Looking critically at emotional intelligence can be a fruitful exercise to help us more fully understand its utility for our lives.

Written by: Daniel Goleman

The first inkling of trouble came in an early morning email from a friend, warning me about an article in a popular forum, a takedown of emotional intelligence and of me.

The next day I read the article, a rather sneering and vitriolic attack. The feelings it aroused in me were a muddy mixture of anger, fear, sadness, shame, plus the urge for revenge or at least a defense.  Just about every disturbing feeling washed through me.

As a longtime meditator, I chose to be with those feelings as they arose, just accepting them. After some time of doing this, they withered. I felt more calm, more clear.

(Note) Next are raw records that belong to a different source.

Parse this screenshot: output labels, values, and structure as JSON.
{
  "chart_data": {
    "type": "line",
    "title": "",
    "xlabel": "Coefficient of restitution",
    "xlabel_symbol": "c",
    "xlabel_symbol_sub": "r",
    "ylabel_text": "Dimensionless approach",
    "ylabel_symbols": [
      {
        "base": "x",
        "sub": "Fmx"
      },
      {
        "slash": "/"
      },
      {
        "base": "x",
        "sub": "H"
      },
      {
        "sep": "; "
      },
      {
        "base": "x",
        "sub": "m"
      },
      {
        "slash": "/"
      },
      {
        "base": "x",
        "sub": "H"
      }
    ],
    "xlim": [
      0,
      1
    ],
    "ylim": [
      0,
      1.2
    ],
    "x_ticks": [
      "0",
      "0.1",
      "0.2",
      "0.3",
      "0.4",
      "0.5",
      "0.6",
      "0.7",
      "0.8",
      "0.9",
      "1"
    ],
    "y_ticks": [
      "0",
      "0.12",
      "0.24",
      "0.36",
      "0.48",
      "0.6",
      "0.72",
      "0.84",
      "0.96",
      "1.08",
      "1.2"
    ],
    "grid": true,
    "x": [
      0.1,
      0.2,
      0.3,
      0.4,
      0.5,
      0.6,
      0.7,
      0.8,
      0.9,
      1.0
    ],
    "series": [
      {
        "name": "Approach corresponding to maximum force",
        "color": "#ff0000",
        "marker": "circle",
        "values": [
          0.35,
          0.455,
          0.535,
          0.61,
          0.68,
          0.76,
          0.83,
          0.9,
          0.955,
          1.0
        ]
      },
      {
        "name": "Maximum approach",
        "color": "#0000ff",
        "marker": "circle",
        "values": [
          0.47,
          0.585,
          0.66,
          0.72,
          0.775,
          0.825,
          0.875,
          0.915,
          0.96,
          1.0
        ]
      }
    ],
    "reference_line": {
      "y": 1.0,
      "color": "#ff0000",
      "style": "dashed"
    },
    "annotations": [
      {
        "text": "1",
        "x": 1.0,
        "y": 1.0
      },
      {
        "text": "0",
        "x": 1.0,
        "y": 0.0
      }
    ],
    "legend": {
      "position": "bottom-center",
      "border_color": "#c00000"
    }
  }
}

Then I talked to family and friends about the unnerving attack – and they helped me become even calmer. And that calm clarity let me choose how to respond more effectively. 

We all have moments like these – everyone has some stress, faces threats or just hard times.

The question is, How do we react? Does the stress overwhelm us? Can we ride through to recovery?

And how can we get a sense of the ongoing, background stresses that, in total, can disturb our peace of mind?

Along with that exploration of stressors, there’s an equally important calculation: what are the sources of relief and nurturance in our lives, and are they great enough to counter whatever stresses come our way?

We may not be able to control the stress, but we can increase our renewals – the real antidote to stress.